The wind shifted and dogs barked below.
"They smell us."
"Give them a minute to wake everybody up, then we'll go down and have a palaver."
She gazed up at the castle which loomed beyond the village. "I wonder what's in there."
"Hopefully, they'll know," Ruadd said, indicating the hamlet.
Kalaena nodded. Peasants saw things. They might hold some vital intelligence that would unravel the whole fiendish plot.
Of course, they might also be in on the evil, in which case this visit would warn the enemy...
They circled around to the archway.
"Salutations!" Ruadd bellowed at a discreet distance.
It was always a good idea to declare intentions before you were in crossbow range.
Torches glittered on the house-tops next to the stone archway.
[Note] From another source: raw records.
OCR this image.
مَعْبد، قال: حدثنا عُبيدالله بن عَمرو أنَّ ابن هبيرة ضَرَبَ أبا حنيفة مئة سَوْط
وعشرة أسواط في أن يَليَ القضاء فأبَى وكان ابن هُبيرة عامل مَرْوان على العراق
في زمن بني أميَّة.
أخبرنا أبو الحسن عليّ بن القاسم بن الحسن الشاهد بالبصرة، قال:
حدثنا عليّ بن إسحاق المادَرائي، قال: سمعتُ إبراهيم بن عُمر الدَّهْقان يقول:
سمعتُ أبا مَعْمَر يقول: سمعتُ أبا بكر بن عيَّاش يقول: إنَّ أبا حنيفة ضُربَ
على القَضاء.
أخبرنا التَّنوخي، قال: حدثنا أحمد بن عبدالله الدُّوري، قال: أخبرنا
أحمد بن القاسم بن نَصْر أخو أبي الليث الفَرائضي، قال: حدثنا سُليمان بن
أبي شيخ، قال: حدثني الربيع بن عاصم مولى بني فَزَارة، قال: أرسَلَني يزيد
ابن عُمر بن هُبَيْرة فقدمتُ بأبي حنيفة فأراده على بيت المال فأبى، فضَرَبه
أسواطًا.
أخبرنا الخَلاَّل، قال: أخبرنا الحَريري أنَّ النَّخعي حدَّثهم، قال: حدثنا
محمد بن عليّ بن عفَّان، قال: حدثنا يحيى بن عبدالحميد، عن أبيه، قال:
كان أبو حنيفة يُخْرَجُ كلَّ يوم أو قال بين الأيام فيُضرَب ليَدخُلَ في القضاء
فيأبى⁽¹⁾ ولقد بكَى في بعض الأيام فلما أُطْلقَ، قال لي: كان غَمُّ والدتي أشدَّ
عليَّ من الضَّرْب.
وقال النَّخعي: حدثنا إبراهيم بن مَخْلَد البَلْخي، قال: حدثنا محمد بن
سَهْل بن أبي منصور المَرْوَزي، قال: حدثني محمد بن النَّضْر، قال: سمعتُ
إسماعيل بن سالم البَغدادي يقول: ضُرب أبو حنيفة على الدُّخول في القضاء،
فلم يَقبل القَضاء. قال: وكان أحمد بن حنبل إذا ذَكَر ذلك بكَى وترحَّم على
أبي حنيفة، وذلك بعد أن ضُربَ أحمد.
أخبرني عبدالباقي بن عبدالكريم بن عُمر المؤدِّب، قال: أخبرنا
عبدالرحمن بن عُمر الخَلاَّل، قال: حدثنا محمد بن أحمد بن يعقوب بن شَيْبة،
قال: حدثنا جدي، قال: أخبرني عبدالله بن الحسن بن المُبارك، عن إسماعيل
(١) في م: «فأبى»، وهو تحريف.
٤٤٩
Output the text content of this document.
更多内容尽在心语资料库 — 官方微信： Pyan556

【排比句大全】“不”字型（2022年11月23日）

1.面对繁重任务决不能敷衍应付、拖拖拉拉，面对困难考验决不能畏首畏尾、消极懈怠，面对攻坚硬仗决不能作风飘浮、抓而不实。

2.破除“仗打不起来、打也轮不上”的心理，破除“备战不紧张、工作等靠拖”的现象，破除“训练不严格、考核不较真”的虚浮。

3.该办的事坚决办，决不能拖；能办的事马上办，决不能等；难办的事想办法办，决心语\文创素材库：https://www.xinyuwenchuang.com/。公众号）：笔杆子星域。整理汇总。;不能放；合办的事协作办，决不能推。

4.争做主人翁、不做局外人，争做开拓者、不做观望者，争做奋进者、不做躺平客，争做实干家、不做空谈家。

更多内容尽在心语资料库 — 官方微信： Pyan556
There wasn't a proper wall, so the serfs used the outer ring of homes as a battlement.
"Who goes there?" they called out to him. "Be thee living or dead?"
"Living!" Kalaena responded without hesitation.
"Friend or foe-man?"
"Friend," she called once more.
"Have you ever heard this dialect?" Ruadd asked in a quiet voice, slowing Veissan down with a gentle tug of the reins.
Kalaena lingered abreast of him while Tresseur pawed the ground, trying to remember if she'd ever heard words pronounced in this way.
"Never," she said at last.
The Knight-Seeker nodded and identified himself to the men on the wall.
"What's your business?" the village spokesman asked. "Are you traders?"
"They've never heard of you," the Swordsister observed, somewhat in awe. "This place really is a backwater."
"Knowledge of my deeds is no measure of civility," Ruadd told her, voice tinged with irritation.
"Whenever you're done being humble--they await your answer."
"I am a fighter for good," Ruadd shouted. "As is my comrade. We have come to--"
"A fighter for good? That is a contradiction in terms!"
"Whoever they are," he observed. "They are wise."